For convolution $y(t) = h(t) \star x(t)$ \begin{align} x(2.27) &= u(2.34-1) = 1\\ h(2.27) &= e^{-2.34}\cdot u(2.34) = 0.09632763823\\ \Longrightarrow y(t) &= 1 \cdot 0.09632 = 0.096 \end{align}

But the answer is wrong. Not too sure where my mistake is. Could someone correct my error?

Second Attempt \begin{align} y(t) &= ∫x(\tau)h(t-\tau)d\tau \quad\text{with limits negative and positive infinity}\\ &= ∫u(\tau-1)e^{-\tau}u(t-\tau)d\tau \\ &= ∫e^{-\tau}u(\tau-1)u(t-\tau)d\tau \\ &= ∫e^{-\tau}d\tau \quad \text{with limits 1 to 2.34}\\ &= 0.2715518029 \end{align}

Though the answer still appears to be wrong.

• You need to do the convolution integral and then substitute $t=2.34$ into it, not before.
– Peter K.
May 8 '16 at 16:27
• @PeterK. That's the "hard way" of doing it and likely to end in disaster.

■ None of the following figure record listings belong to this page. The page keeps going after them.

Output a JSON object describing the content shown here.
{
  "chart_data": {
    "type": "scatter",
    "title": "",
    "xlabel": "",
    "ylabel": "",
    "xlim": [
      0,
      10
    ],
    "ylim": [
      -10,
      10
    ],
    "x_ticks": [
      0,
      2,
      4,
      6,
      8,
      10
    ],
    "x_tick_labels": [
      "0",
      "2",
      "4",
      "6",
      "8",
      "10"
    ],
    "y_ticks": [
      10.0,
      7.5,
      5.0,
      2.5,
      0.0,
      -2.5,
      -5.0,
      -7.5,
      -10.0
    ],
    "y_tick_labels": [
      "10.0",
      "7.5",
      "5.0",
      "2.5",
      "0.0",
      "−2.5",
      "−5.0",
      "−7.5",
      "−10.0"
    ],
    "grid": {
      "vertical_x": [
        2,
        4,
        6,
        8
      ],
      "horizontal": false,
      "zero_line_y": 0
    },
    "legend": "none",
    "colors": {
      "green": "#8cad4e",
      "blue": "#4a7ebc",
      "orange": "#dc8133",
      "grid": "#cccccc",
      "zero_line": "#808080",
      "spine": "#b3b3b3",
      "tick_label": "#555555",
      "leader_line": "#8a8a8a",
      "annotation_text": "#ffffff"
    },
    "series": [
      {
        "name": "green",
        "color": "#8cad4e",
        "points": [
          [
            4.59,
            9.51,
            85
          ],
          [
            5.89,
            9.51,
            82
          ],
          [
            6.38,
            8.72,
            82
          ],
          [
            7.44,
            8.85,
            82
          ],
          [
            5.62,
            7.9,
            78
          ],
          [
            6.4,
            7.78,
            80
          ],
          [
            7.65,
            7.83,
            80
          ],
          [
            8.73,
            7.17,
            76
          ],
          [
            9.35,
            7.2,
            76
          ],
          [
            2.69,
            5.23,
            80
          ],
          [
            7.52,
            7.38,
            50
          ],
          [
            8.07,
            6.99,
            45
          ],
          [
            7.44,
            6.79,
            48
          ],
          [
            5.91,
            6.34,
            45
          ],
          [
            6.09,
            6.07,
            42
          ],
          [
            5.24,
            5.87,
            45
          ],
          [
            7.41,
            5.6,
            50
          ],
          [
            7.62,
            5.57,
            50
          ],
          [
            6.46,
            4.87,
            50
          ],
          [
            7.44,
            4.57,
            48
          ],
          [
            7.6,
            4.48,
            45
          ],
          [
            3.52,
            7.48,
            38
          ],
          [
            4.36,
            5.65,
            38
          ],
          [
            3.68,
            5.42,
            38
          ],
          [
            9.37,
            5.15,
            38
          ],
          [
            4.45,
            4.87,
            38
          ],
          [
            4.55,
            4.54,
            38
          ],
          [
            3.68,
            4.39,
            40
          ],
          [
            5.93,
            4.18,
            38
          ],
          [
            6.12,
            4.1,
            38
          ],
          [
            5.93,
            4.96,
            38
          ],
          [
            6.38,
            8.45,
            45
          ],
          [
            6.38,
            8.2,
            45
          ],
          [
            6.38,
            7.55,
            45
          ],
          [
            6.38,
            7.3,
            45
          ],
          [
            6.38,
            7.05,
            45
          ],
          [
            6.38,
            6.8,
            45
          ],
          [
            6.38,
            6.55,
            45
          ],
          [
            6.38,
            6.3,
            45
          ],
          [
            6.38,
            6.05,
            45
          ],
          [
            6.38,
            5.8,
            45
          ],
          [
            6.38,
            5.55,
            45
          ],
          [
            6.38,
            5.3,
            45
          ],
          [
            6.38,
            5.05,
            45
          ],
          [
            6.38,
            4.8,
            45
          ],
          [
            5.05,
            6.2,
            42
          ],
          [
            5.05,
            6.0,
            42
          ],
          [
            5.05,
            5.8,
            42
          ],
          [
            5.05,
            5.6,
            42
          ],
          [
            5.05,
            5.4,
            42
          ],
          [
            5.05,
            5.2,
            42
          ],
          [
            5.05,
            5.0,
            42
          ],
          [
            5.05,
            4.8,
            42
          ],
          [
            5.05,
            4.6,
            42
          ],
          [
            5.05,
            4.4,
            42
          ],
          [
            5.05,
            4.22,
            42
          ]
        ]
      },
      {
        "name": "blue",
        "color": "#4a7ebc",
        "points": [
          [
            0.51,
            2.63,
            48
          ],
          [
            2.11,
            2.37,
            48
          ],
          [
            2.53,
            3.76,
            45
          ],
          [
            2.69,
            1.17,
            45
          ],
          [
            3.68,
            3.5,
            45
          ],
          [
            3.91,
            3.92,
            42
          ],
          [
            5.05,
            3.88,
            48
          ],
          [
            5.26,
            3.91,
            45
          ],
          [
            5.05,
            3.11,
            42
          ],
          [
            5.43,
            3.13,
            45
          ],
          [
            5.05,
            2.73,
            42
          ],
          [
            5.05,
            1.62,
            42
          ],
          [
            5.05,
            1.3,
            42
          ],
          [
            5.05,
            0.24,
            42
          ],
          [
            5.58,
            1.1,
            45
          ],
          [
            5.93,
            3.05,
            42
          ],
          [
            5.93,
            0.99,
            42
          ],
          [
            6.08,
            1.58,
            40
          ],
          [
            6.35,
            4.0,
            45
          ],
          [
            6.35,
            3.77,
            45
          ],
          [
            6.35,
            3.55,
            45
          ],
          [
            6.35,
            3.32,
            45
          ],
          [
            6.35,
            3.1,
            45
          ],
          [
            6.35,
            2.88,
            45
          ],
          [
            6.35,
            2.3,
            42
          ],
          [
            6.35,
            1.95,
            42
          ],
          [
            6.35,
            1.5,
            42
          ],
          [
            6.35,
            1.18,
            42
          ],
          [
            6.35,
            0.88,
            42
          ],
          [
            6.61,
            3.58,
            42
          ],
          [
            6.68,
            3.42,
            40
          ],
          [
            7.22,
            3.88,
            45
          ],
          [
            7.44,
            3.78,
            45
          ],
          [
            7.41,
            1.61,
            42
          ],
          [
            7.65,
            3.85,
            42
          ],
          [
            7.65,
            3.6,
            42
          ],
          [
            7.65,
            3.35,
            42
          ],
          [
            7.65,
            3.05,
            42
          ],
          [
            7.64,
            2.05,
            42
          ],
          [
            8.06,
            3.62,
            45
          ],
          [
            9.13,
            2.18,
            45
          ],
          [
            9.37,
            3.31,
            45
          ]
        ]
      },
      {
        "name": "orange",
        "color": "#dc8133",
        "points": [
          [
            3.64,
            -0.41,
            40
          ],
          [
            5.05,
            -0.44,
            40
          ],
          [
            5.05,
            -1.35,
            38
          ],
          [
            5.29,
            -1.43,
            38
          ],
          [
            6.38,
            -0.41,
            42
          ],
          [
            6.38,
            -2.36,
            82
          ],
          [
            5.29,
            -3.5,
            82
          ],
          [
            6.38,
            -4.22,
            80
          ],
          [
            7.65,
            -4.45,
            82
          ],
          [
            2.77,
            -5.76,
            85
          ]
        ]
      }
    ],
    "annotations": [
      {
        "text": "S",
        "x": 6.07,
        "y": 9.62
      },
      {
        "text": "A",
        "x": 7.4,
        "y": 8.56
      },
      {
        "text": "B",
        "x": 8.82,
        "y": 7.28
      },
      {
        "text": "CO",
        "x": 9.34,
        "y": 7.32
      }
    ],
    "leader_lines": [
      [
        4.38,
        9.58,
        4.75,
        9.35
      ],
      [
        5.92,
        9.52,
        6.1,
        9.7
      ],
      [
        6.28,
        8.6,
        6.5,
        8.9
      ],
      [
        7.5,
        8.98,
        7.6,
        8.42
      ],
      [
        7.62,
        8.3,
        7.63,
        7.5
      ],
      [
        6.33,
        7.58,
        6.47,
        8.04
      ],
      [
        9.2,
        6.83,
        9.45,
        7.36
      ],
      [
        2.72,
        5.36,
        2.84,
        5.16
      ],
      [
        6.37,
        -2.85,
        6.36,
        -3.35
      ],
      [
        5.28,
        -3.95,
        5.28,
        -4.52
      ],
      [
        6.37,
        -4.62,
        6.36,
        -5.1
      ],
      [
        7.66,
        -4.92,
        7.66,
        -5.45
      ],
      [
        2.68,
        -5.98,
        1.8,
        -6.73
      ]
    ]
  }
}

All the OP needs to do is calculate $$y(2.34) = \int_{-\infty}^\infty h(t)x(2.34-t)\,\mathrm dt = \int_0^\infty e^{-t}x(2.34-t)\,\mathrm dt = \int_0^? e^{-t}\,\mathrm dt,$$ which is a lot easier if the OP can figure out why the lower limit got changed to $0$ and what that $?$ in the upper limit should be in the integral on the right. May 8 '16 at 17:58
• @Dilip Sarwate I have edited my post after attempting the method you described but not to clear as to why your using 0 over 1. Also if the ? is supposed to be 2.34 i have calculated using both 0 and 1 and have gotten the wrong answer May 8 '16 at 18:09
• Sorry, I had typos in what I wrote. Please replace $u(2.34-t)$ by $x(2.34-t)$ in two places in the displayed equation. May 8 '16 at 18:17
• @DilipSarwate I've edited your previous comment with that correction.
– Peter K.
May 8 '16 at 18:40

Given a continuous time LTI system with impulse response $h(t) = e^{-t}\text{u}(t)$ the output $y(t)$ for any input $x(t)$ is found via the convolution-integral: $$y(t) = x(t) \star h(t) = \int_{-\infty}^{\infty} {x(\tau)h(t-\tau)} d\tau$$
Specifically when $x(t) = \text{u}(t-1)$, we can proceed with the most general approach by first taking the integral and then inserting t=2.34, or else as @DilipSarwate suggests, you can first substitude t=2.34 into the integrand and then take the integral. I prefer the first here: \begin{align} y(t) &= \int_{-\infty}^{\infty} {\text{u}(\tau-1)e^{-(t-\tau)} \text{u}(t-\tau)d\tau}\\ y(t) &= \int_{\tau=1}^{\tau=t} {e^{-(t-\tau)}d\tau}\\ y(t) &= 0 &\scriptstyle{\text{for t less than 1}}\\ y(t) &= e^{-(t-\tau)} \big\vert_{\tau=1}^{\tau=t} = 1 - e^{-(t-1)} &\scriptstyle{\text{ for t greater than 1, hence:}}\\ y(t) &= [1 - e^{-(t-1)}] \text{u}(t-1) &\scriptstyle{\text{, for all t}}\\ \end{align}
I hope it's clear how the integral limits are modified by the arguments of the $\text{u}(t)$ step function.
And inserting $t=2.34$ yields:
$$y(2.34) = [1 - e^{-(2.34-1)}] \text{u}(2.34-1) = [1 -e^{-1.34}]\text{u}(1.34) = 0.7382$$